AM Best affirms Sura Re’s ratings, says outlook stable
The B++ (Good) financial strength rating and the “bbb” (Good) long-term issuer credit rating of Bermudian-based Sura Re have been affirmed by AM Best, the credit ratings agency.
AM Best said the outlooks for these credit ratings were stable.
It added that the ratings reflected Sura Re’s balance sheet strength, which AM Best assesses as very strong, as well as its adequate operating performance, limited business profile and appropriate enterprise risk management.
Sura Re is a captive reinsurer, wholly owned by Suramericana SA, which AM Best said was 81.1 per cent owned by Grupo de Inversiones Suramericana SA.
The agency said the company was established in Bermuda as a Class 3A insurer in December 2015.

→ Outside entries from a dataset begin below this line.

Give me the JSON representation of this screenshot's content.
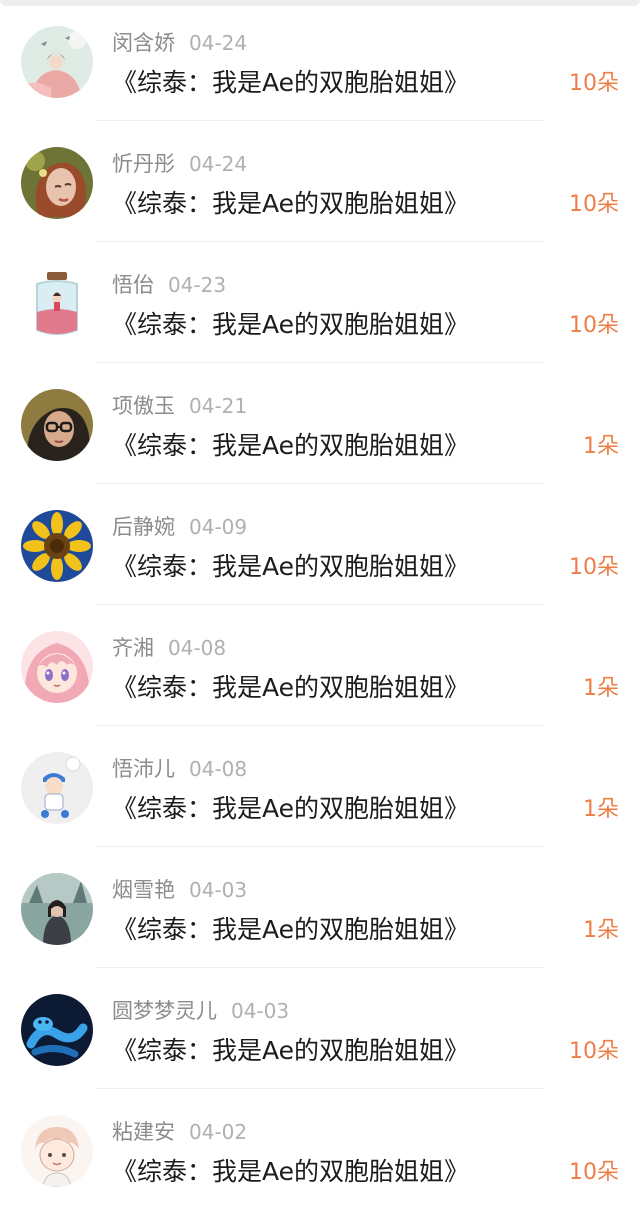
{
  "items": [
    {
      "name": "闵含娇",
      "date": "04-24",
      "title": "《综泰：我是Ae的双胞胎姐姐》",
      "amount": "10朵",
      "avatar_icon": "girl-with-birds-avatar"
    },
    {
      "name": "忻丹彤",
      "date": "04-24",
      "title": "《综泰：我是Ae的双胞胎姐姐》",
      "amount": "10朵",
      "avatar_icon": "redhead-portrait-avatar"
    },
    {
      "name": "悟佁",
      "date": "04-23",
      "title": "《综泰：我是Ae的双胞胎姐姐》",
      "amount": "10朵",
      "avatar_icon": "girl-in-jar-avatar"
    },
    {
      "name": "项傲玉",
      "date": "04-21",
      "title": "《综泰：我是Ae的双胞胎姐姐》",
      "amount": "1朵",
      "avatar_icon": "glasses-girl-avatar"
    },
    {
      "name": "后静婉",
      "date": "04-09",
      "title": "《综泰：我是Ae的双胞胎姐姐》",
      "amount": "10朵",
      "avatar_icon": "sunflower-avatar"
    },
    {
      "name": "齐湘",
      "date": "04-08",
      "title": "《综泰：我是Ae的双胞胎姐姐》",
      "amount": "1朵",
      "avatar_icon": "anime-pink-hair-avatar"
    },
    {
      "name": "悟沛儿",
      "date": "04-08",
      "title": "《综泰：我是Ae的双胞胎姐姐》",
      "amount": "1朵",
      "avatar_icon": "cartoon-boy-avatar"
    },
    {
      "name": "烟雪艳",
      "date": "04-03",
      "title": "《综泰：我是Ae的双胞胎姐姐》",
      "amount": "1朵",
      "avatar_icon": "girl-photo-avatar"
    },
    {
      "name": "圆梦梦灵儿",
      "date": "04-03",
      "title": "《综泰：我是Ae的双胞胎姐姐》",
      "amount": "10朵",
      "avatar_icon": "blue-snake-avatar"
    },
    {
      "name": "粘建安",
      "date": "04-02",
      "title": "《综泰：我是Ae的双胞胎姐姐》",
      "amount": "10朵",
      "avatar_icon": "chibi-boy-avatar"
    }
  ],
  "colors": {
    "amount": "#ee7e45",
    "name": "#8c8c8c",
    "date": "#b0b0b0",
    "title": "#1c1c1c"
  }
}
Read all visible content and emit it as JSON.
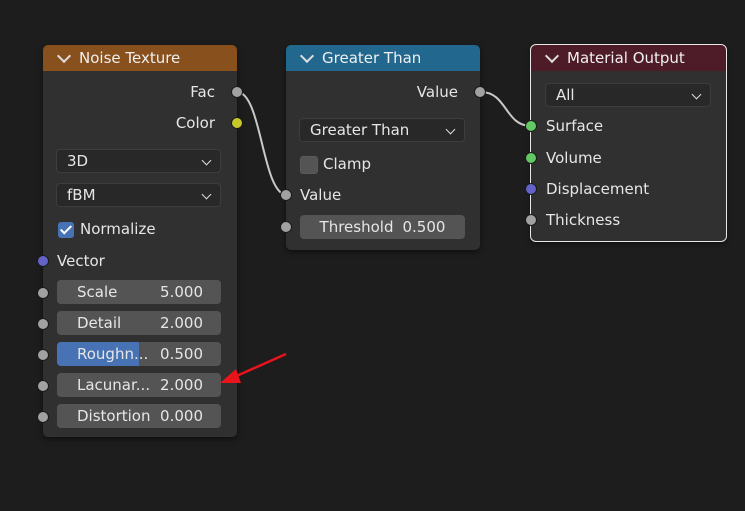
{
  "noise": {
    "title": "Noise Texture",
    "outputs": {
      "fac": "Fac",
      "color": "Color"
    },
    "dimension": "3D",
    "type": "fBM",
    "normalize_label": "Normalize",
    "normalize_checked": true,
    "vector_label": "Vector",
    "fields": [
      {
        "label": "Scale",
        "value": "5.000"
      },
      {
        "label": "Detail",
        "value": "2.000"
      },
      {
        "label": "Roughn...",
        "value": "0.500",
        "fill": 0.5
      },
      {
        "label": "Lacunar...",
        "value": "2.000"
      },
      {
        "label": "Distortion",
        "value": "0.000"
      }
    ]
  },
  "greater": {
    "title": "Greater Than",
    "output": "Value",
    "operation": "Greater Than",
    "clamp_label": "Clamp",
    "clamp_checked": false,
    "input_value": "Value",
    "threshold": {
      "label": "Threshold",
      "value": "0.500"
    }
  },
  "material": {
    "title": "Material Output",
    "target": "All",
    "inputs": [
      "Surface",
      "Volume",
      "Displacement",
      "Thickness"
    ]
  },
  "colors": {
    "noise_header": "#87501c",
    "greater_header": "#22678d",
    "material_header": "#4e1c28",
    "accent": "#4772b3",
    "arrow": "#e8131b"
  }
}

In April of last year, AM Best added, approval was granted by the Bermuda Monetary Authority to operate as a Class C insurer.
The agency said Sura Re participated in property business underwritten by Sura affiliates across Latin America to help the group achieve its strategic regional goals.
AM Best recognised the greater relevance that Sura Re was aiming to achieve in Sura’s overall regional strategy, which was starting to be reflected with Sura’s expanded geographic scope.
The agency assesses the company’s balance sheet strength as very strong, as its risk-adjusted capitalisation, as measured by Best’s capital adequacy ratio, is “more than adequate for the risks it holds”.
AM Best said: “During 2022, capital requirements continued to reflect higher premium risk as the company executes its strategy and retains a higher portion of risks; going forward, AM Best expects Sura Re’s capital requirements to increase due to a larger deployment of its capital while supporting its current very strong level assessment of risk-adjusted capitalisation.”
It added: “The company’s asset-liability management follows a very conservative investment policy focused on maintaining liquidity to cover Sura Re’s obligations in terms of tenure and currencies.”
AM Best considers the company’s ERM practices as appropriate “given the complete support by Sura’s expertise and management team”.
Last December, AM Best said, the company reported positive net profit for the fourth consecutive year since its inception.
It added: “Operative performance was strongly driven by technical results, backed by good underwriting practices and strong fee income.”
AM Best said it “remains attentive to macroeconomic conditions and its impact on the company’s investment results.
“The captive nature of the company within the third largest insurance group in Latin America provides flexibility in terms of growth and premium risk to manage its capital and return positions efficiently in the future. AM Best therefore considers operating performance to be adequate for the current ratings.”
But it added: “Negative rating actions could take place if the company fails to meet its financial performance objectives, with results that fall to a level that impacts capital, and therefore, its risk-adjusted capitalisation, either by business decisions, importance to its financial group or deteriorating macroeconomic conditions.”